Siempre he tenido una tendencia obsesiva a procurarme la mirada atenta -que no el simple vistazo-, de quienes me rodean. Creo que nos pasa a (casi) todos. Casi. Esa necesidad profunda de ser mirados con atenta calma y atinado entendimiento, y no solo ojeados o vistos por encima. Entre ver y mirar existe un sustancial abismo a través del cual es posible asomarse a otras almas, a otras vidas; eso ya lo sabemos. Pero hay que querer. Y que saber. Y ni aun así es sencillo.
Sé que es una ilusión... pretender que la gente te lea por dentro cuando apenas has empezado a articular palabra, o tras el simple gesto de levantar una ceja. Y más quimérico todavía es el tratar que esta sepa si es propio o no de ti el hacer eso o lo otro, decir aquella palabra o guardar un silencio sepulcral. Es pretender que jamás piensen mal de ti, ni dubiten lo más mínimo de tu conducta o tus intenciones. Fantasía. Es más fácil pensar mal desde el inicio que poner en contexto. Más complejo discernir qué verdades se esconden entre la voz marchita por el miedo o qué miedos caminan dificultosamente entre los pasos dignos que damos cada día. Lo sé. Aunque no me resigne a que así sea.
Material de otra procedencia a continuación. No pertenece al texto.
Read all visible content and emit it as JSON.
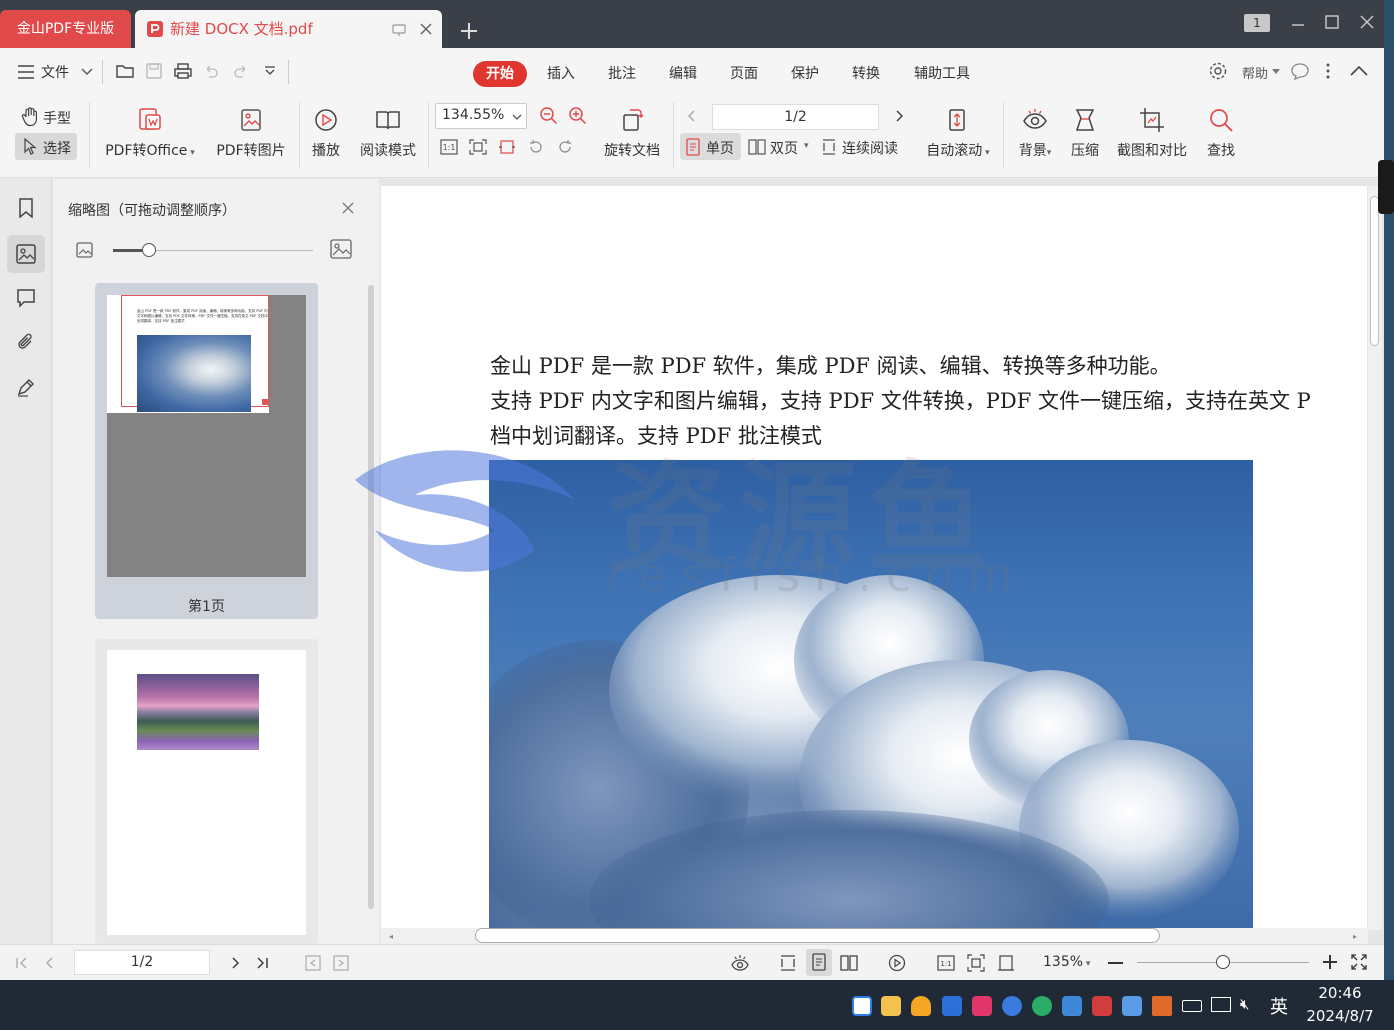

Y luego están los mitos. El afán por amarrarnos a la idea de alguien, a una imagen creada con el paso del tiempo y dibujada con dos o tres historias que nos contó de sí, y originaron un boceto al que siempre acudimos en nuestra mente. Un débil, un traidor, un frívolo, un egoísta… Un sensible, un altruista, un ente generoso o un dulcísimo amor de ser humano. ¡Qué más da el caso! La cuestión es que esa fotografía prefijada en la mente nos tentará también a caer en juicios y prejuicios que nos nublen aquello que escuchamos, no solo lo que oímos. Y erraremos.
Y yo…, yo tendré que seguir insistiéndome en que no por mostrarme sin ambages o darme a manos llenas generaré fe ciega. Que la duda es humana. Que flaquear es sano. Y que mi voz habrá de seguir pronunciando cada día quién soy, cómo soy y qué siento. Y que no pasa nada.